Publié juin 2, 2026 - 00:23

Le suspens de la journée, en ce lundi 1er juin, a porté cette fois-ci sur le sort de la banlieue-sud, qui a vécu ces dernières vingt-quatre heures sous la menace de bombardements israéliens imminents. En fin de soirée, le président Donald Trump annonçait la conclusion d’une entente prévoyant l’arrêt des tirs du Hezbollah contre Israël en contrepartie de la suspension du bombardement israélien de la banlieue-sud, qui était sur le point d’être effectué.

Le chef de la Maison Blanche a fait cette annonce sur son réseau social Truth Social, indiquant qu’il avait eu un entretien «très fructueux» avec le Premier ministre israélien Benjamin Netanyahu. Dans une allusion au raid qui paraissait imminent contre la banlieue-sud, il a indiqué qu’«aucune troupe ne se rendra à Beyrouth, et les forces qui étaient en route ont fait demi-tour».

Le président Trump a en outre indiqué que « par le biais de représentants de haut rang, j’ai eu un entretien téléphonique avec le Hezbollah, et ils ont accepté de cesser les tirs, en ce sens qu’Israël ne les attaque pas et ils n’attaquent pas Israël». Tard en soirée, une source américaine autorisée précisait que les contacts avec le Liban au sujet de cessez-le-feu ont eu lieu avec le président Joseph Aoun.

C’est dans la matinée de lundi que la tension était gravement montée de plusieurs crans lorsque le Premier ministre israélien et son ministre de la Défense Israel Katz avaient annoncé dans un communiqué conjoint qu’ils avaient donné l’ordre à l’armée de bombarder la banlieue-sud, plus précisément les dépôts de drones et de munitions, les centres de construction de drones et les postes de commandement du Hezbollah. Peu de temps après la publication de ce communiqué, un exode massif des habitants de la banlieue-sud a été enregistré, provoquant un blocage de la circulation à la sortie de la région. Afin d’éviter que la tension ne dégénère en dérapages sur le plan sécuritaire, l’armée a entrepris de boucler au moyen de barrages fixes les entrées de Aïn el-Remmané.

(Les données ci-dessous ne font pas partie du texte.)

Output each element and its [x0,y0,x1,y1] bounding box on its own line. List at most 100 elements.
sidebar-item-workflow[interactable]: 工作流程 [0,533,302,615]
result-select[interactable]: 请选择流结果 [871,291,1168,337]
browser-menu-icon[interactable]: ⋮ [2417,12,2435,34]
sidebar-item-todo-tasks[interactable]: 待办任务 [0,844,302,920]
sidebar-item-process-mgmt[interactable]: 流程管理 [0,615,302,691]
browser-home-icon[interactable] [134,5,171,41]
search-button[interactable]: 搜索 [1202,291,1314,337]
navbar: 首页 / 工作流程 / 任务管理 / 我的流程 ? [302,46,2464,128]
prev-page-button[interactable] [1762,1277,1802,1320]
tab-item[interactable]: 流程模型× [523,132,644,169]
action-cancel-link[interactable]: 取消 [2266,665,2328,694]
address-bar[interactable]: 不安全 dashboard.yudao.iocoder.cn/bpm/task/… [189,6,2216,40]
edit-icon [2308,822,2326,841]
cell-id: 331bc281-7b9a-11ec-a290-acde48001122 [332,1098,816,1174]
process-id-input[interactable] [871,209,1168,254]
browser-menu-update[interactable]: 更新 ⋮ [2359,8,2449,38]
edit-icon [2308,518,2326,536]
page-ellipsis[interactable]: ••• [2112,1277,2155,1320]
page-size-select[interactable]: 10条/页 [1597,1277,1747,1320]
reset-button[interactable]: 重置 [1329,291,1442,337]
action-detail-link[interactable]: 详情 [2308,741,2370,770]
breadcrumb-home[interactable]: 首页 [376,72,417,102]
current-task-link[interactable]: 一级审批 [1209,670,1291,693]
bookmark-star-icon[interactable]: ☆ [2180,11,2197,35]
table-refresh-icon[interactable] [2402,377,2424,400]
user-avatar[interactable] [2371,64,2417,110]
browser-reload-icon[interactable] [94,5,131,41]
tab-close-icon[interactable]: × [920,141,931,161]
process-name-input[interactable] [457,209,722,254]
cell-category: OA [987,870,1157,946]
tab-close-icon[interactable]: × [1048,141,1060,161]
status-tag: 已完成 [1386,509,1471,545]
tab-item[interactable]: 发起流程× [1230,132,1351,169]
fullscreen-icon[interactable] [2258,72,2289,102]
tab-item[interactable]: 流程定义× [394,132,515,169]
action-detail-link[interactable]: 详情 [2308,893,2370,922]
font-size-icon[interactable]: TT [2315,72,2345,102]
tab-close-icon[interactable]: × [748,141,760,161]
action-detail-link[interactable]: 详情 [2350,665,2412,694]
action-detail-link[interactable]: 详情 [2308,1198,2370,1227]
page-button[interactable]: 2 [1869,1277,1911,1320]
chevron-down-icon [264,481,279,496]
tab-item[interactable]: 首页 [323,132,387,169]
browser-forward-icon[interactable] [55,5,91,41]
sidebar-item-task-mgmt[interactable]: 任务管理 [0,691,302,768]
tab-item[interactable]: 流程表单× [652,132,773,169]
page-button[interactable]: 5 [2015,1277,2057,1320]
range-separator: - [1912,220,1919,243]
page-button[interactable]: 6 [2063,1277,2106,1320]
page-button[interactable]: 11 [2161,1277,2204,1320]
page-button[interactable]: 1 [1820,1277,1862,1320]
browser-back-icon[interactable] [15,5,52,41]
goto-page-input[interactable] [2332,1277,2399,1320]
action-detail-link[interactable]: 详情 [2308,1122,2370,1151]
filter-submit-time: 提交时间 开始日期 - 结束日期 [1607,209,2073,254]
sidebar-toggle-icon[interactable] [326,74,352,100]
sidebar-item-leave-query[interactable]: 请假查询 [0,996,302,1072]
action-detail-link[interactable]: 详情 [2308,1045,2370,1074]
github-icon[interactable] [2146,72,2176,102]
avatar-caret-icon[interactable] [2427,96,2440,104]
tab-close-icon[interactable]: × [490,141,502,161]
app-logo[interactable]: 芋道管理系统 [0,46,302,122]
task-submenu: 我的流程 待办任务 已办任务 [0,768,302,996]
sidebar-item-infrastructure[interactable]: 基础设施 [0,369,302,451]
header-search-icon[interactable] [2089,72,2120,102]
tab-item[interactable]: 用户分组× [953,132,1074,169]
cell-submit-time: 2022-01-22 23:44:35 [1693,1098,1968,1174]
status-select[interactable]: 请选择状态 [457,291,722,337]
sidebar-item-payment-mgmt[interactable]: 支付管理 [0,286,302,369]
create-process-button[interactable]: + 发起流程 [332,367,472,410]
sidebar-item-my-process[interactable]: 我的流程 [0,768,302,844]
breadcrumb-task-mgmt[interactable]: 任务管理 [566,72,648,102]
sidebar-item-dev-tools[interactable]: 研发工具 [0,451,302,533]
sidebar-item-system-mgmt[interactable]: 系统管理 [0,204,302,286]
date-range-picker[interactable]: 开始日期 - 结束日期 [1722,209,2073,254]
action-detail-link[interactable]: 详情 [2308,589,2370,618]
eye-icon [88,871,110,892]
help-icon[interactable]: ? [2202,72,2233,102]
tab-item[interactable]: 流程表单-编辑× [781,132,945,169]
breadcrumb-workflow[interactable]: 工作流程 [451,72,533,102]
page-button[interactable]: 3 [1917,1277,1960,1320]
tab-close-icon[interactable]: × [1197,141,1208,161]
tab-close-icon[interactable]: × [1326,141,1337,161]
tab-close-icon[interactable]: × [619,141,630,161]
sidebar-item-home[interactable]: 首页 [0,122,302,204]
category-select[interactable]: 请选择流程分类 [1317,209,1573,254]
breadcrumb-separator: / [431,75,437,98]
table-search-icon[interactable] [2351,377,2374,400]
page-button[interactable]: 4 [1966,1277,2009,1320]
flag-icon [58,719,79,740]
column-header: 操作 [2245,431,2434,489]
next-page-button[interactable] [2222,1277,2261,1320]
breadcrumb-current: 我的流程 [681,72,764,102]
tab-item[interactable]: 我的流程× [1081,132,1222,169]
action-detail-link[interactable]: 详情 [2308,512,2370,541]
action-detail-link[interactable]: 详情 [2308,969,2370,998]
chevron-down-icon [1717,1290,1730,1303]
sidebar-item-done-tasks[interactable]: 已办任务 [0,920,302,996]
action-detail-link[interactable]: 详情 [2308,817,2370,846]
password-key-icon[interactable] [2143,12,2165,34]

Alors que l’aviation israélienne multipliait durant toute la journée ses raids contre des positions du Hezbollah dans plusieurs villages du sud – le raid le plus meurtrier a dévasté totalement un quartier entier à Tyr – le pouvoir entreprenait des contacts urgents afin d’éviter que l’Etat hébreu mette à exécution ses menaces contre la banlieue sud. Le chef du législatif et leader du mouvement Amal, Nabih Berry, devait notamment affirmer que le Hezbollah avait accepté de cesser ses tirs contre Israël.

Plus tard dans la journée, le régime iranien relançait sa manœuvre visant à tenter de contrôler la carte libanaise. Il a ainsi souligné que toute attaque contre la banlieue-sud se répercuterait directement sur le nord d’Israël, invitant à ce sujet les habitants de cette région à l’évacuer en cas de frappes contre la banlieue de Beyrouth. Dans l’après-midi, Téhéran annonçait qu’il suspendait les tractations (indirectes) et les échanges de messages avec les Etats-Unis en raison des menaces israéliennes. Ce à quoi le président Trump a répondu en soirée : «Peu m’importe si les négociations avec l’Iran sont interrompues. Je peux attendre longtemps, c’est eux qui perdent».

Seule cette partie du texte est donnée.